Domestic Markets – 3Q18 Review

U.S. markets continued their resilient march higher in the third quarter.

U.S. stocks continued their resilient march higher in the third quarter, with equity averages hovering around their respective high water marks.  The S&P 500 Index gained 7.7% in the quarter, while the small-cap (as measured by the Russell 2000 Index) returned 3.6%.  After lagging in the second quarter, large-cap equities led the way in 3Q.  On a style basis, growth stocks once again held the upper hand vs. their value counterparts – a trend that has been in place since the end of 2016.

In our second quarter commentary, Cambiar raised the potential for a reduction in risk appetites – given ongoing trade/protectionist measures.  Our concern was that tariffs could neutralize some of the stimulative effects such as tax reform and general economic momentum taking place in the U.S.  Clearly, such a cautious posture was not necessary, as any trade fears were more than offset by robust economic growth metrics.  The U.S. economy remains the best house on the global block, and even appears to be gaining momentum.  While the U.S. economy is clearly running on all cylinders, stocks (and bonds) were also direct beneficiaries of a ‘capital concentration’ trade that took place in the quarter – as a tightening Federal Reserve and strong dollar led to capital flight out of weakening currency economies (e.g., Emerging Markets).

While the underlying strength in the U.S. equity markets is likely to continue, Cambiar believes that some caution is warranted.  For example, the pressure on EM currencies and economies is likely to have a negative earnings impact on U.S. multinationals.  And while progress on trade has been made with our North America partners, the U.S. and China have yet to meet at the bargaining table.  Upcoming mid-term elections may also bring increased volatility to the markets.  Lastly, a tight labor market and asset price inflation is likely to result in additional tightening responses by the Federal Reserve.  In isolation, it is unlikely that any one of these developments impacts the trajectory for stocks.  But taken in combination, these events (i.e., risks) appear to be underappreciated by investors.

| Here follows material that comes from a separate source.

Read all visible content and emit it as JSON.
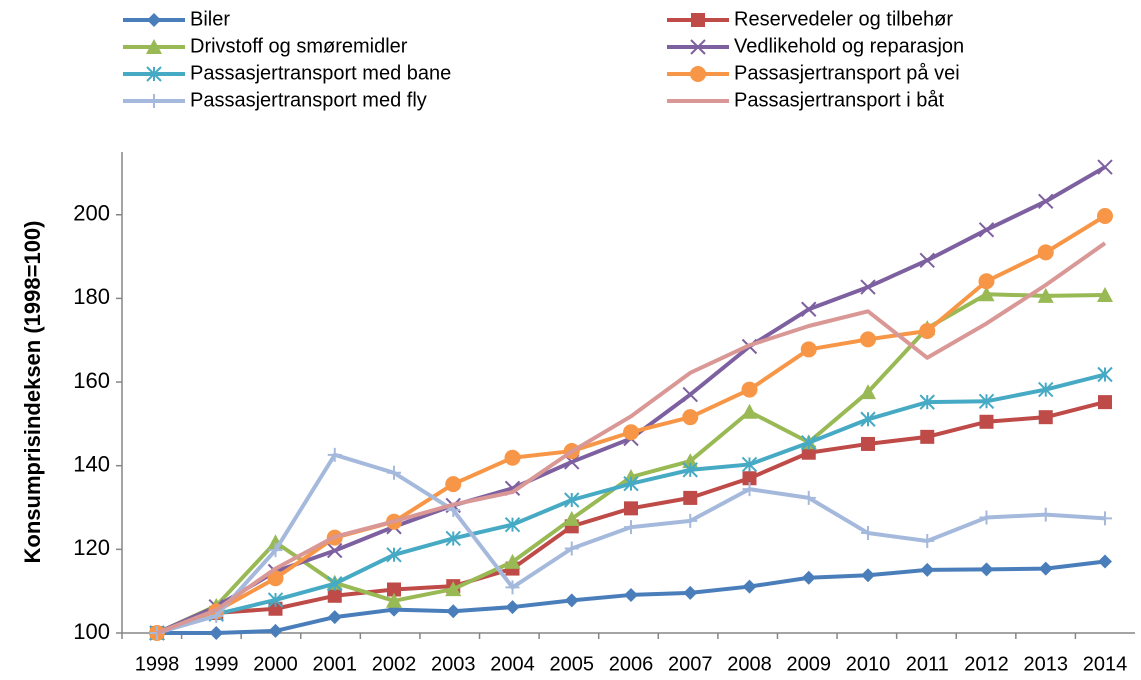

Certain information contained in this communication constitutes “forward-looking statements”, which are based on Cambiar’s beliefs, as well as certain assumptions concerning future events, using information currently available to Cambiar.  Due to market risk and uncertainties, actual events, results or performance may differ materially from that reflected or contemplated in such forward-looking statements.  The information provided is not intended to be, and should not be construed as, investment, legal or tax advice.  Nothing contained herein should be construed as a recommendation or endorsement to buy or sell any security, investment or portfolio allocation.  Securities highlighted or discussed have been selected to illustrate Cambiar’s investment approach and/or market outlook. The portfolios are actively managed and securities discussed may or may not be held in client portfolios at any given time, do not represent all of the securities purchased, sold, or recommended by Cambiar, and the reader should not assume that investments in the securities identified and discussed were or will be profitable.

Any characteristics included are for illustrative purposes and accordingly, no assumptions or comparisons should be made based upon these ratios. Statistics/charts are based upon third-party sources that are deemed reliable; however, Cambiar does not guarantee its accuracy or completeness.  As with any investments, there are risks to be considered.  Past performance is no indication of future results.  All material is provided for informational purposes only and there is no guarantee that any opinions expressed herein will be valid beyond the date of this communication.